I’m still amazed that I am telling my story of how I battled with depression for many years. Honestly, now, I relish the opportunity to talk about it, to tell more and more, to unmask the shame, to be free! Which is weird when I reflect back on just a few short months ago how shameful my depression felt.

We go through things in life and seldom realize how those things “will work together for good” but true to His Word, God always causes them to do just that. He never said it would be painless, however. For many years I lived in a den called depression and didn’t think those days would ever end, nor did I know that those days would glorify God in some way.

Recently a lady I didn’t know approached me at work and asked to speak with me. She told me how she was getting ready to kill herself a couple of nights before and when she raised her hand to take the pills, she saw my face. She said she decided to wait another night and attempt it again. On the next night she said she’d gathered more pills and when she finished lining them all up and went to put a hand full in her mouth, she saw my face again.

“I don’t know why I saw your face or why I am talking to you, I don’t even know you, but I have been depressed for 20 years and I’m ready to end it all.”

I sat there staring at her feeling like I had been ‘punked’. When I realized she was serious, my first thought was “really God?” Now what?
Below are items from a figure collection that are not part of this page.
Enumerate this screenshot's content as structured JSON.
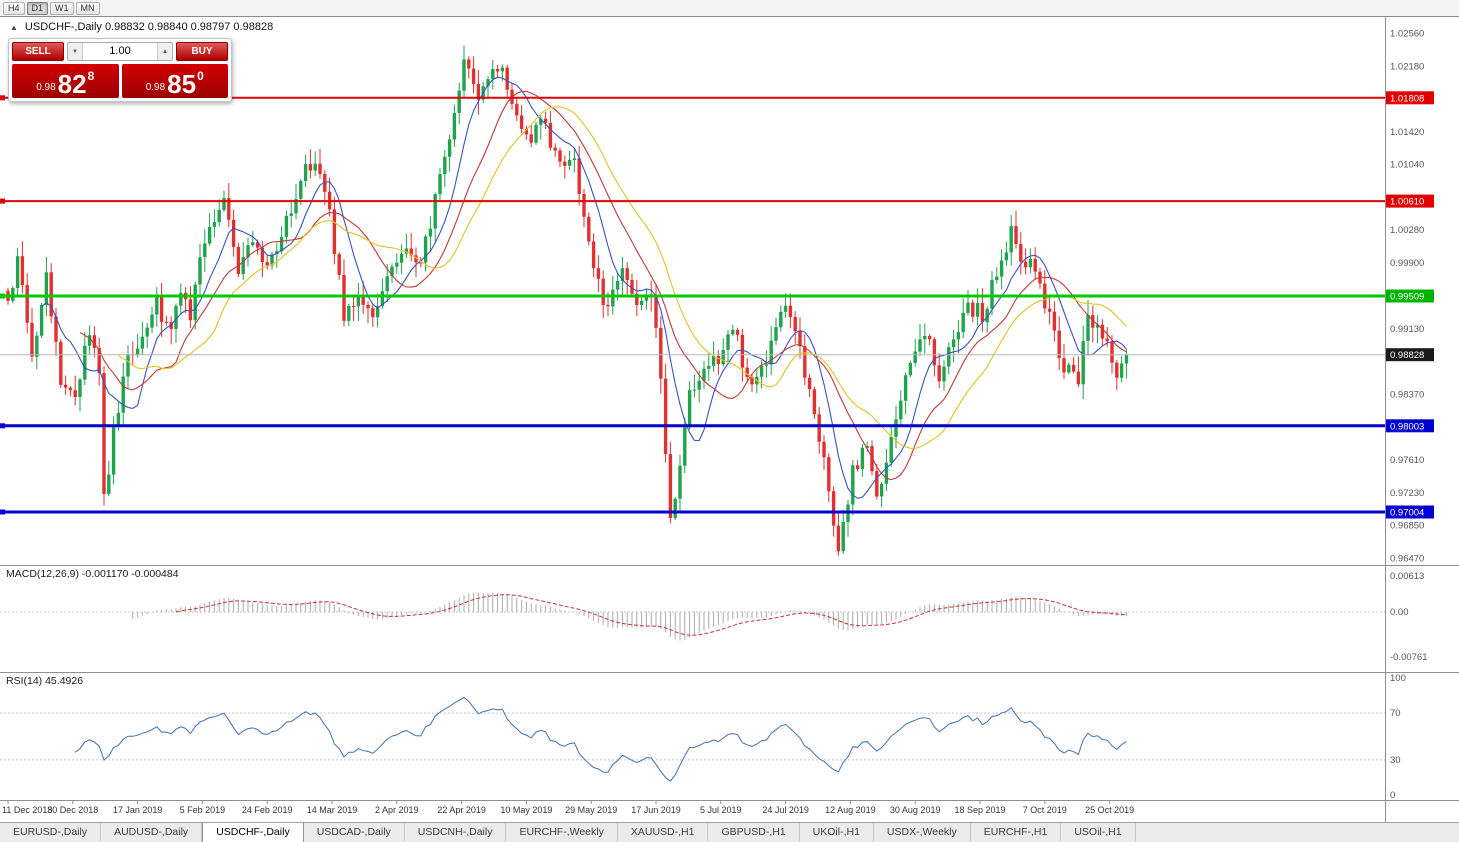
{
  "toolbar": {
    "timeframes": [
      "H4",
      "D1",
      "W1",
      "MN"
    ],
    "active": "D1"
  },
  "icons": {
    "collapse": "▲",
    "volume_down": "▼",
    "volume_up": "▲"
  },
  "chart": {
    "title": "USDCHF-,Daily  0.98832 0.98840 0.98797 0.98828"
  },
  "one_click": {
    "sell_label": "SELL",
    "buy_label": "BUY",
    "volume": "1.00",
    "sell": {
      "prefix": "0.98",
      "big": "82",
      "sup": "8"
    },
    "buy": {
      "prefix": "0.98",
      "big": "85",
      "sup": "0"
    }
  },
  "macd": {
    "header": "MACD(12,26,9) -0.001170 -0.000484",
    "axis": [
      {
        "text": "0.00613",
        "value": 0.00613
      },
      {
        "text": "0.00",
        "value": 0
      },
      {
        "text": "-0.00761",
        "value": -0.00761
      }
    ]
  },
  "rsi": {
    "header": "RSI(14) 45.4926",
    "axis": [
      {
        "text": "100",
        "value": 100
      },
      {
        "text": "70",
        "value": 70
      },
      {
        "text": "30",
        "value": 30
      },
      {
        "text": "0",
        "value": 0
      }
    ],
    "levels": [
      70,
      30
    ]
  },
  "price_axis": {
    "labels": [
      {
        "text": "1.02560",
        "price": 1.0256
      },
      {
        "text": "1.02180",
        "price": 1.0218
      },
      {
        "text": "1.01420",
        "price": 1.0142
      },
      {
        "text": "1.01040",
        "price": 1.0104
      },
      {
        "text": "1.00280",
        "price": 1.0028
      },
      {
        "text": "0.99900",
        "price": 0.999
      },
      {
        "text": "0.99130",
        "price": 0.9913
      },
      {
        "text": "0.98370",
        "price": 0.9837
      },
      {
        "text": "0.97610",
        "price": 0.9761
      },
      {
        "text": "0.97230",
        "price": 0.9723
      },
      {
        "text": "0.96850",
        "price": 0.9685
      },
      {
        "text": "0.96470",
        "price": 0.9647
      }
    ],
    "badges": [
      {
        "text": "1.01808",
        "price": 1.01808,
        "color": "#E00000"
      },
      {
        "text": "1.00610",
        "price": 1.0061,
        "color": "#E00000"
      },
      {
        "text": "0.99509",
        "price": 0.99509,
        "color": "#00B400"
      },
      {
        "text": "0.98828",
        "price": 0.98828,
        "color": "#1A1A1A"
      },
      {
        "text": "0.98003",
        "price": 0.98003,
        "color": "#0000D0"
      },
      {
        "text": "0.97004",
        "price": 0.97004,
        "color": "#0000D0"
      }
    ]
  },
  "levels": [
    {
      "price": 1.01808,
      "color": "#E00000",
      "width": 2
    },
    {
      "price": 1.0061,
      "color": "#E00000",
      "width": 2
    },
    {
      "price": 0.99509,
      "color": "#00C800",
      "width": 3
    },
    {
      "price": 0.98003,
      "color": "#0000D0",
      "width": 3
    },
    {
      "price": 0.97004,
      "color": "#0000D0",
      "width": 3
    }
  ],
  "current_price": {
    "price": 0.98828
  },
  "chart_data": {
    "type": "candlestick",
    "title": "USDCHF-,Daily",
    "y_range": [
      0.9647,
      1.0256
    ],
    "x_labels": [
      "11 Dec 2018",
      "30 Dec 2018",
      "17 Jan 2019",
      "5 Feb 2019",
      "24 Feb 2019",
      "14 Mar 2019",
      "2 Apr 2019",
      "22 Apr 2019",
      "10 May 2019",
      "29 May 2019",
      "17 Jun 2019",
      "5 Jul 2019",
      "24 Jul 2019",
      "12 Aug 2019",
      "30 Aug 2019",
      "18 Sep 2019",
      "7 Oct 2019",
      "25 Oct 2019"
    ],
    "candle_count": 234,
    "price_path_anchors": [
      [
        0,
        0.995
      ],
      [
        2,
        0.999
      ],
      [
        5,
        0.9885
      ],
      [
        8,
        0.997
      ],
      [
        11,
        0.985
      ],
      [
        14,
        0.984
      ],
      [
        17,
        0.9905
      ],
      [
        19,
        0.986
      ],
      [
        20,
        0.9717
      ],
      [
        22,
        0.979
      ],
      [
        25,
        0.988
      ],
      [
        27,
        0.989
      ],
      [
        31,
        0.994
      ],
      [
        34,
        0.9905
      ],
      [
        36,
        0.996
      ],
      [
        38,
        0.992
      ],
      [
        40,
        1.0
      ],
      [
        45,
        1.0068
      ],
      [
        48,
        0.9985
      ],
      [
        51,
        1.001
      ],
      [
        54,
        0.9995
      ],
      [
        57,
        1.002
      ],
      [
        61,
        1.009
      ],
      [
        64,
        1.0105
      ],
      [
        67,
        1.0045
      ],
      [
        70,
        0.993
      ],
      [
        73,
        0.9955
      ],
      [
        76,
        0.993
      ],
      [
        81,
        0.999
      ],
      [
        83,
        1.0
      ],
      [
        86,
        0.999
      ],
      [
        89,
        1.006
      ],
      [
        92,
        1.013
      ],
      [
        95,
        1.0225
      ],
      [
        98,
        1.018
      ],
      [
        101,
        1.0215
      ],
      [
        103,
        1.022
      ],
      [
        107,
        1.014
      ],
      [
        109,
        1.012
      ],
      [
        111,
        1.016
      ],
      [
        115,
        1.01
      ],
      [
        118,
        1.011
      ],
      [
        121,
        1.0005
      ],
      [
        125,
        0.993
      ],
      [
        128,
        0.999
      ],
      [
        131,
        0.995
      ],
      [
        134,
        0.996
      ],
      [
        136,
        0.985
      ],
      [
        138,
        0.9695
      ],
      [
        140,
        0.975
      ],
      [
        142,
        0.984
      ],
      [
        145,
        0.987
      ],
      [
        148,
        0.988
      ],
      [
        151,
        0.992
      ],
      [
        154,
        0.985
      ],
      [
        158,
        0.988
      ],
      [
        162,
        0.9945
      ],
      [
        165,
        0.989
      ],
      [
        167,
        0.984
      ],
      [
        169,
        0.979
      ],
      [
        171,
        0.972
      ],
      [
        173,
        0.966
      ],
      [
        176,
        0.9745
      ],
      [
        179,
        0.9775
      ],
      [
        181,
        0.9715
      ],
      [
        184,
        0.979
      ],
      [
        188,
        0.988
      ],
      [
        191,
        0.991
      ],
      [
        194,
        0.986
      ],
      [
        197,
        0.9905
      ],
      [
        200,
        0.994
      ],
      [
        203,
        0.993
      ],
      [
        206,
        0.9975
      ],
      [
        209,
        1.0025
      ],
      [
        211,
        0.9985
      ],
      [
        213,
        1.0
      ],
      [
        216,
        0.9945
      ],
      [
        218,
        0.9905
      ],
      [
        220,
        0.9865
      ],
      [
        223,
        0.9855
      ],
      [
        225,
        0.993
      ],
      [
        228,
        0.991
      ],
      [
        231,
        0.986
      ],
      [
        233,
        0.98828
      ]
    ],
    "moving_averages": [
      {
        "period": 8,
        "color": "#3A52C4"
      },
      {
        "period": 16,
        "color": "#C03838"
      },
      {
        "period": 24,
        "color": "#E2C222"
      }
    ],
    "macd_params": [
      12,
      26,
      9
    ],
    "rsi_params": [
      14
    ],
    "colors": {
      "up": "#1FA34D",
      "down": "#E03030",
      "macd_hist": "#ABABAB",
      "macd_signal": "#D03030",
      "rsi": "#3E6FB5"
    }
  },
  "tabs": [
    {
      "label": "EURUSD-,Daily",
      "active": false
    },
    {
      "label": "AUDUSD-,Daily",
      "active": false
    },
    {
      "label": "USDCHF-,Daily",
      "active": true
    },
    {
      "label": "USDCAD-,Daily",
      "active": false
    },
    {
      "label": "USDCNH-,Daily",
      "active": false
    },
    {
      "label": "EURCHF-,Weekly",
      "active": false
    },
    {
      "label": "XAUUSD-,H1",
      "active": false
    },
    {
      "label": "GBPUSD-,H1",
      "active": false
    },
    {
      "label": "UKOil-,H1",
      "active": false
    },
    {
      "label": "USDX-,Weekly",
      "active": false
    },
    {
      "label": "EURCHF-,H1",
      "active": false
    },
    {
      "label": "USOil-,H1",
      "active": false
    }
  ]
}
Well, I certainly knew how she was feeling and began to tell her so. When I told her my story of battling depression for 30 years and how it had gotten so bad a couple of times I had wanted to die too, she opened up and shared her life with me. I listened to her for what seemed like hours and then I asked her if I could pray for her. We prayed and she began to weep, asking the Lord to heal her…and He did a lot more than that.

Right there in my office, in the middle of the day, in the midst of a depression discussion, on the heels of an attempted suicide…God came into her heart.

That was a few weeks ago. I saw her today – smiling, hopeful, healing. She said she was doing well; “taking my meds consistently and having more good days than bad.”

Funny, how I had to go through my storm in order to navigate her through hers. It was so not about me.